STAR RATINGS

There are fewer Medicare Advantage plans receiving high-quality ratings for their 2021 offerings than for this year’s.

The Centers for Medicare and Medicaid Services has reported that 49% of 400 Advantage plans with prescription drug coverage received four stars or more (the maximum is five), compared to 52% in 2020. Also, there are fewer people enrolled in plans that will have four or five stars in 2021.

The star ratings measure the quality of service enrollees receive and are based on actual experience of seniors with their plans.

The CMS rates Medicare Part C plans according to hundreds of specific metrics in five different disciplinary areas:

  • Outcomes
  • Intermediate outcomes
  • Patient experience
  • Access
  • Process

Star ratings can have a positive or negative effect on enrollees.
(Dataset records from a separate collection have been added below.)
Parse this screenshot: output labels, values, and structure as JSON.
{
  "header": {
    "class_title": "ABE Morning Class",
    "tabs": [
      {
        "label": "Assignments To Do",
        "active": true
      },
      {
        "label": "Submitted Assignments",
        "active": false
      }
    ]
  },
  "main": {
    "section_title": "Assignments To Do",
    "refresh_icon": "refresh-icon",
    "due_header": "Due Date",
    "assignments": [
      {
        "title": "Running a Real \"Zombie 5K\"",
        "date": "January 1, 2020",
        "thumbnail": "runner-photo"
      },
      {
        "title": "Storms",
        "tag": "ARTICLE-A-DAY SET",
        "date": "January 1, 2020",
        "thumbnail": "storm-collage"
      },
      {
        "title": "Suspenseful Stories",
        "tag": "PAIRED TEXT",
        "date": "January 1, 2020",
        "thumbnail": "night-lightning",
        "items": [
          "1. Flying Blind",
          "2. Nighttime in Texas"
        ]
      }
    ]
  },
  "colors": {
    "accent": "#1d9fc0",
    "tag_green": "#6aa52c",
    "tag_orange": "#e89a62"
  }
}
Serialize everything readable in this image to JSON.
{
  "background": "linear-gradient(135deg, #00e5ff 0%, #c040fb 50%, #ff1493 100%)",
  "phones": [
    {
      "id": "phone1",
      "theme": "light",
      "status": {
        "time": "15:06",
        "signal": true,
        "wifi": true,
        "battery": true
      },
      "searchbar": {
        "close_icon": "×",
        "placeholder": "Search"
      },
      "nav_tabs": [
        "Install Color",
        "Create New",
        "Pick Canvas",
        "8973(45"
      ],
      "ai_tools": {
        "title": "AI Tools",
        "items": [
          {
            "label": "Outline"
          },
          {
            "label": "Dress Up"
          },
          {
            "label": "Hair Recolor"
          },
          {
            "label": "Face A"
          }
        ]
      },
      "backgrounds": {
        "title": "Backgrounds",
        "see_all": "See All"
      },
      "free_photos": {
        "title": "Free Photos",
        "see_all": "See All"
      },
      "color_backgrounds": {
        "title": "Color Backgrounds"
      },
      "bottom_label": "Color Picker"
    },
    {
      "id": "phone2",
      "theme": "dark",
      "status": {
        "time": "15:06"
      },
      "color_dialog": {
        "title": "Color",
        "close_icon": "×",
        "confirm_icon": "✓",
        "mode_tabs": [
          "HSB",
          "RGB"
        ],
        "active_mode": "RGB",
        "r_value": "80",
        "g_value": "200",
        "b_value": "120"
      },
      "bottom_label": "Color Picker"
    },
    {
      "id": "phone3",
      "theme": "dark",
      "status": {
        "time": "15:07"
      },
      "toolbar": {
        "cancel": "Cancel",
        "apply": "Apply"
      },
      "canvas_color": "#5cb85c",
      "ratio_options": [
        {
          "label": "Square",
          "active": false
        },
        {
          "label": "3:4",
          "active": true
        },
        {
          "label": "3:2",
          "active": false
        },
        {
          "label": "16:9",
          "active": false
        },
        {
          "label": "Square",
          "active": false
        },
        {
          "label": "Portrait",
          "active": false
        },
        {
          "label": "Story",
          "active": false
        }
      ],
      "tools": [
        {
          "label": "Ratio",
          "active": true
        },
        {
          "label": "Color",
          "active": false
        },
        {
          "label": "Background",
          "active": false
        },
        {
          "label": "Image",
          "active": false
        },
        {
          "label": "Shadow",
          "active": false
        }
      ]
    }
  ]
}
Plans that score four stars or more receive a number of benefits, including a 5% “quality bonus payment” to the rates they can charge for services. When they receive those extra funds, they often use them to finance extra benefits for their policyholders, which further improves plan satisfaction.

Conversely, when a plan sees its rating drop below four stars, it loses that quality bonus payment, and it may need to curtail some benefits.

The average star rating is 4.06 for 2021, compared with 4.16 for 2020 plans. Also, 206 plans received 3.5 stars or less and 350 were not rated due to a lack of data.

Why stars are falling

There are a number of reasons more plans are seeing star downgrades:

  • Insurers are faring worse in enrollees’ ability to get needed medicines for chronic conditions,
  • Plans are scoring worse on health outcomes and administrative measures, and
  • CMS boosted the weight of measures for patient experience, complaints and access, which some carriers were not prepared for.

If a plan is consistently at the bottom of the heap, it is very difficult for it to improve its performance under the star ratings system, because the lower reimbursement rates tend to starve it of resources needed to improve.

Ultimately, every year some plans with low ratings lose their contracts with CMS, and plan members have to go elsewhere.

Some observers have claimed that the ratings may unfairly penalize plans that have a challenging patient load ― with a lot of people with special or severe medical needs ―

as well as plans that attempt to serve a very rural population with limited infrastructure.

However, if you are in these plans, the Department of Health and Human Services is encouraging you to explore other Medicare Advantage plans that may be available in your area.

What to do

If your plan’s star rating is falling, you should carefully look over your plan to see if it is dropping any benefits. As star ratings drop, plans start making changes, and at that point, you may need to consider starting to evaluate and shop around for a new plan.